A must read editorial from IBD: Chavez Hits The Poor
Latin America: For all his pious talk about sticking up for the little guy, Hugo Chavez clobbered Venezuela's poor over the weekend by devaluing their currency. When are his apologists going to learn?It's what happens when you devalue your currency.
Over the weekend, ordinary Venezuelans lined up in panic to buy TV sets as a hedge against inflation. Seems even small electronic devices will hold their value better than Venezuela's bolivar, which Chavez devalued as much as 50% last Friday.
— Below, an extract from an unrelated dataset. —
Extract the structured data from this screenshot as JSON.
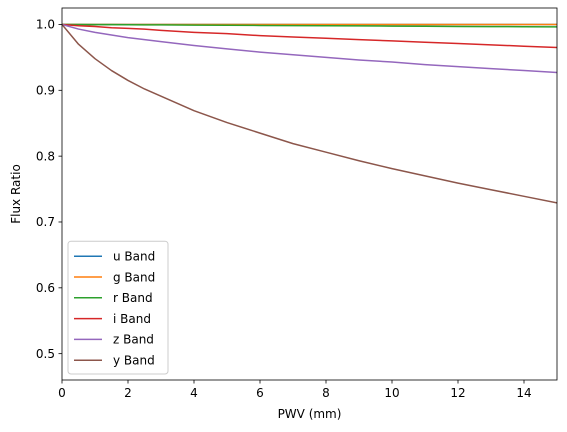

The sophisticated classes had seen this coming and made arrangements. But, as usual, the TV set hedge was a last refuge for the poor.
Bellowing about speculators and blaming businesses for his own incompetence, the Venezuelan strongman Sunday declared that the bolivar currency's value would be reduced 21% to 2.6 bolivars per dollar, from 2.15 per dollar — but that only to import food, buy medicine or pay bureaucrats.
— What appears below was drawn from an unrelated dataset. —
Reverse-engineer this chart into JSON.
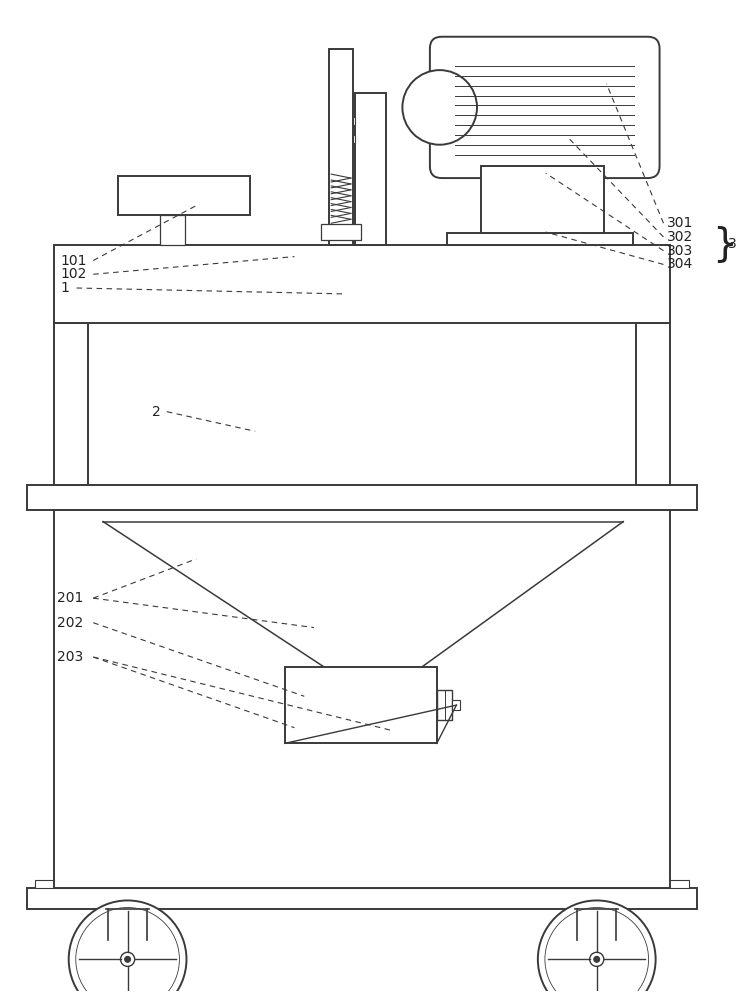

Anything else and the little guy pays 4.3 bolivars to the dollar, a more than 50% devaluation. Any merchant caught raising prices gets expropriated. And Chavez would send the army out after him.
But contrary to Chavez's claims, it's not the speculators who are going to pay. It's the very poor. And for a dictator who claims to champion them, the mask is coming off.
"I think what this is is a collapse of a strategy, not a desired policy," said Harvard University's Ricardo Hausmann, an expert on the Venezuelan economy. "It's a defeat. It is the recognition of failure." But in creating a two-tier system instead of a free float, it's also the same socialist control that means more devaluations ahead.
For starters, it's a tax. "The government has decided to recognize the massive accumulated inflation in the country and is trying to increase the purchasing power of the (dwindling) dollars it has . .. (by selling) dollars to the private sector at a higher price," explained Hausmann. "In the short run, this is like a tax on the sale of dollars."
Despite Chavez's devaluation, it didn't even keep up with free market signals. In Venezuela's black market, traders today sell dollars for 6.25 bolivars apiece. They're betting on more turmoil to come.
Venezuela has managed to rack up $800 billion in hard-dollar earnings for its oil exports in the last 10 years but owing to gross mismanagement, has devalued repeatedly as if it had no money at all. This has hurt local businesses, which depend on imports. As the devaluations pile up and the poor lose their savings, they're panicking.